In its new tariff regulation applicable from 2009-2014, CERC raised RoE to 15.5 per cent from 14 per cent. It also allowed an additional 0.5 per cent RoE to projects commissioned on schedule.
Markets opened with a gap-down tracking Asian peers and turned lacklustre due to lack of participation and any trigger. Some strength emerged as European markets opened higher led by gains in financials.
But the CERC announcement spiked the BSE Power Index and along with it, helped benchmarks shed some of its losses. The BSE Power Index closed up 1.44 per cent led by gains in Neyveli Lignite (13.27%), Power Grid (10.73%), Torrent Power (6.12%), NTPC (4.27%) and Tata Power (1.04%).
Bombay Stock Exchange’s Sensex ended at 9,100.55, down 229.02 points or 2.45 per cent. The index touched a high of 9159.76 and low of 9033.55.
National Stock Exchange’s Nifty closed at 2795.80, down 50.4 points or 1.77 per cent. The broader index hit an intra-day low of 2758 and high of 2842.90.
Secondline stocks were comparatively less affected. BSE Midcap Index ended down 0.9 per cent and BSE Smallcap Index slipped 0.36 per cent.

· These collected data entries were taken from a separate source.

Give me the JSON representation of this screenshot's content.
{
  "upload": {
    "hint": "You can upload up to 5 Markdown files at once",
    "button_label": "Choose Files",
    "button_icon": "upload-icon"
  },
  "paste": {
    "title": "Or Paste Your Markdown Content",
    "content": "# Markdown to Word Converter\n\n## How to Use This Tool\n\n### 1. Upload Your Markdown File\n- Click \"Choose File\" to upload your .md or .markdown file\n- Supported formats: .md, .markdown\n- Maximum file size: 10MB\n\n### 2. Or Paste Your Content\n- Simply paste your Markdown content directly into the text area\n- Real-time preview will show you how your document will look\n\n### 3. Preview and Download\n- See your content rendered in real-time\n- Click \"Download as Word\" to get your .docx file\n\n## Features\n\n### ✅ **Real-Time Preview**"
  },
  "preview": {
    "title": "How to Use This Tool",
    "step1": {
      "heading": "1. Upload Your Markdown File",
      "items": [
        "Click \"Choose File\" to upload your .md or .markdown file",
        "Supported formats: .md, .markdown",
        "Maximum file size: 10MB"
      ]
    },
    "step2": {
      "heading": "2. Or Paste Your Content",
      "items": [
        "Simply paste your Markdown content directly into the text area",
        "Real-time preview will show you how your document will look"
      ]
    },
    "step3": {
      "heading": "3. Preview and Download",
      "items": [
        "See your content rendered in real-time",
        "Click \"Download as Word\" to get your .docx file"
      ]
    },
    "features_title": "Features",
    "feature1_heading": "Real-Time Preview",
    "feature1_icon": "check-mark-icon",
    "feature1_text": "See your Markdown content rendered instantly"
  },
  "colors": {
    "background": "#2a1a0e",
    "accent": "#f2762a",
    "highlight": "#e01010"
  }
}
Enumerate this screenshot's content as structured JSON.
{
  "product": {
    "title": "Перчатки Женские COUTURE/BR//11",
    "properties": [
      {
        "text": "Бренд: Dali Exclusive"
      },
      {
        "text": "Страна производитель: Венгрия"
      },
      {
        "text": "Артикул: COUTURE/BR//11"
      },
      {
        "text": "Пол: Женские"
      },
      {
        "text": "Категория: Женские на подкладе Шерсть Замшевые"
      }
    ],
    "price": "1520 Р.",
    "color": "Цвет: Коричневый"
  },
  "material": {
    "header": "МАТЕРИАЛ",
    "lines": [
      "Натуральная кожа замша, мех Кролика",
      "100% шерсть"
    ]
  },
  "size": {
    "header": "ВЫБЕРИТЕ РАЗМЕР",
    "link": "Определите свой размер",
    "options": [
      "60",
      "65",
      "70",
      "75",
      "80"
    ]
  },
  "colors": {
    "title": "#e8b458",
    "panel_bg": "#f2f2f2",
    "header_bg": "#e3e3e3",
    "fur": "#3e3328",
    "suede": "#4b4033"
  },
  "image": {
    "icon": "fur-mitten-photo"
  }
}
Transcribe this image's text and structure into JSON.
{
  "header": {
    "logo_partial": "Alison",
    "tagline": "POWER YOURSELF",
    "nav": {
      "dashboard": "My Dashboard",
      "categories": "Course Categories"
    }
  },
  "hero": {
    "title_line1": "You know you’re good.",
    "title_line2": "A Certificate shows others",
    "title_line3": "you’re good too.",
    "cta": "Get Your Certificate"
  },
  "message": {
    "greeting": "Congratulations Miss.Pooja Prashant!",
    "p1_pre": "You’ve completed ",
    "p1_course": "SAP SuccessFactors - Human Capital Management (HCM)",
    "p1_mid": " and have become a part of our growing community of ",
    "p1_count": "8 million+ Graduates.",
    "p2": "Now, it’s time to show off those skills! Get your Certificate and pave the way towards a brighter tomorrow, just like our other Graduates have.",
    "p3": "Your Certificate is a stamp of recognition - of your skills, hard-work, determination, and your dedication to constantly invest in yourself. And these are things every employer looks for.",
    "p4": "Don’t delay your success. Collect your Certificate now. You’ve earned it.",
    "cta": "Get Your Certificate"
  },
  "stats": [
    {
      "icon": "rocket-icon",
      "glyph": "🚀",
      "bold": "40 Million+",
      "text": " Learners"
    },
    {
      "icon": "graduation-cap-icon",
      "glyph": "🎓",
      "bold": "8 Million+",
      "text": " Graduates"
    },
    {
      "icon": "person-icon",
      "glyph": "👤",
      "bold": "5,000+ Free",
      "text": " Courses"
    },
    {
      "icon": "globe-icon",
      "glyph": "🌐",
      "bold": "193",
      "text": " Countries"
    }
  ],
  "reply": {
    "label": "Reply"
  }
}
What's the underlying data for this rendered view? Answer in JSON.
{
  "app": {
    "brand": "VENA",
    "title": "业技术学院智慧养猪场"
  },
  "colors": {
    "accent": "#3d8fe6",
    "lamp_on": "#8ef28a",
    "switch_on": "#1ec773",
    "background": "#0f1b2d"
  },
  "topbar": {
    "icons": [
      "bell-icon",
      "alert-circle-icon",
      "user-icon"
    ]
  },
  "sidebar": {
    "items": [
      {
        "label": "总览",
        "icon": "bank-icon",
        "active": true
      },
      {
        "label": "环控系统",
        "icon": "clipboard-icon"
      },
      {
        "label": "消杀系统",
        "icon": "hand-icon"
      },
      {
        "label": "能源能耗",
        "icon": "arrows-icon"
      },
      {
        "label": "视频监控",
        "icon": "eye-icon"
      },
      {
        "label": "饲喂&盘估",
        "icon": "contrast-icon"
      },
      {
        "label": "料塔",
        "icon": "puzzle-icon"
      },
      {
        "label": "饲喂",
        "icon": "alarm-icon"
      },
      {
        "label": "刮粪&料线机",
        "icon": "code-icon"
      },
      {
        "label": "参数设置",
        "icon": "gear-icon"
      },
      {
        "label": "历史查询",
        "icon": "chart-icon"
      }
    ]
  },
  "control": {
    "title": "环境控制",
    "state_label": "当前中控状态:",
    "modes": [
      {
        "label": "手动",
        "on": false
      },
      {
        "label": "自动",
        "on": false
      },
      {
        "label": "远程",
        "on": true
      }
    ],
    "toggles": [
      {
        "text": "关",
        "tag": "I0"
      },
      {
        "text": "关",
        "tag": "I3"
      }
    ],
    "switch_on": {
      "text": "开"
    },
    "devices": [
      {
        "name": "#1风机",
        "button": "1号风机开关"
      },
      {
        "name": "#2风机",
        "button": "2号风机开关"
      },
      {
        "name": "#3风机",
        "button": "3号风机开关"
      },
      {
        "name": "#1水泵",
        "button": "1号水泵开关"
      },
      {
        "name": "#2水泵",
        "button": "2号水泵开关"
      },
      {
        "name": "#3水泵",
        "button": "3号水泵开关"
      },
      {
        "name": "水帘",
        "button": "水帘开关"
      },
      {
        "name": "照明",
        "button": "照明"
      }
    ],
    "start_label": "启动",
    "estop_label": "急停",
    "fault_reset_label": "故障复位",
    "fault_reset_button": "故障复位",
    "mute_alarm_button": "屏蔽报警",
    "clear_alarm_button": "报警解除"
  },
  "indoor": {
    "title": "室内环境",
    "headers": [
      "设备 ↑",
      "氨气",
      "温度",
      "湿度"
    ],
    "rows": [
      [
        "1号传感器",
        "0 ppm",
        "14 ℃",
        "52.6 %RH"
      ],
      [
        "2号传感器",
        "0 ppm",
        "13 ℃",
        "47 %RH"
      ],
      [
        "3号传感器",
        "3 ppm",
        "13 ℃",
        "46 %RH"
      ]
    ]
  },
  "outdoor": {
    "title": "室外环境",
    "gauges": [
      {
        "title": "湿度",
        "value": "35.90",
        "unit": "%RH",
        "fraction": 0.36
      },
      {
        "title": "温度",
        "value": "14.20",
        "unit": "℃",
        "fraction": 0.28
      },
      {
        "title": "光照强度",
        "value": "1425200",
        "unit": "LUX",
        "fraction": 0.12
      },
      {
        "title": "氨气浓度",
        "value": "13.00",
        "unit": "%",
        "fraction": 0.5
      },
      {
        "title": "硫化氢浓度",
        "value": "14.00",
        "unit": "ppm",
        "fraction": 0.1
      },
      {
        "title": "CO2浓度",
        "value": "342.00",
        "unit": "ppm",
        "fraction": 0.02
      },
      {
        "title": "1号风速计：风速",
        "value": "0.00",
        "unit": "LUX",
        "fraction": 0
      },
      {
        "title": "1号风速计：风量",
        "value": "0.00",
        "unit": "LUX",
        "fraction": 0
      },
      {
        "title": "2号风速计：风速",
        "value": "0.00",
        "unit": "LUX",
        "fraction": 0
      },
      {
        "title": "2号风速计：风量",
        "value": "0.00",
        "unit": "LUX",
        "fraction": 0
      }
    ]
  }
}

“Nifty is ranged bound between 2500-3100. Market is just spending time and there are no directional bets right now. Everyday one sector participates and it was turn of power today. Institutions have been shying away from the markets and US president Obama’s speech may not dramatically change the mood. There is no fresh money coming or going out of the system,” said a senior technical analyst.
Amongst other sectoral indices, BSE Metal Index closed 3.76 per cent lower, BSE Realty Index slipped 3.31 per cent, and BSE Bankex was down 3.11 per cent.
NTPC (4.27%), Reliance Infrastructure (3.16%) and Tata Power (1.04%) were the biggest Sensex gainers.
Market breadth on BSE showed 1,342 declines against 1,018 advances.
European markets which opened higher turned negative after UK pound fell against the yen and as fears of financial crisis emerged. US stock futures also indicated a gap-down opening ahead of Barrack Obama’s swearing in. Dow Jones futures were down 1.32 per cent, S&P 500 fell 1.54 per cent and Nasdaq declined 1.23 per cent.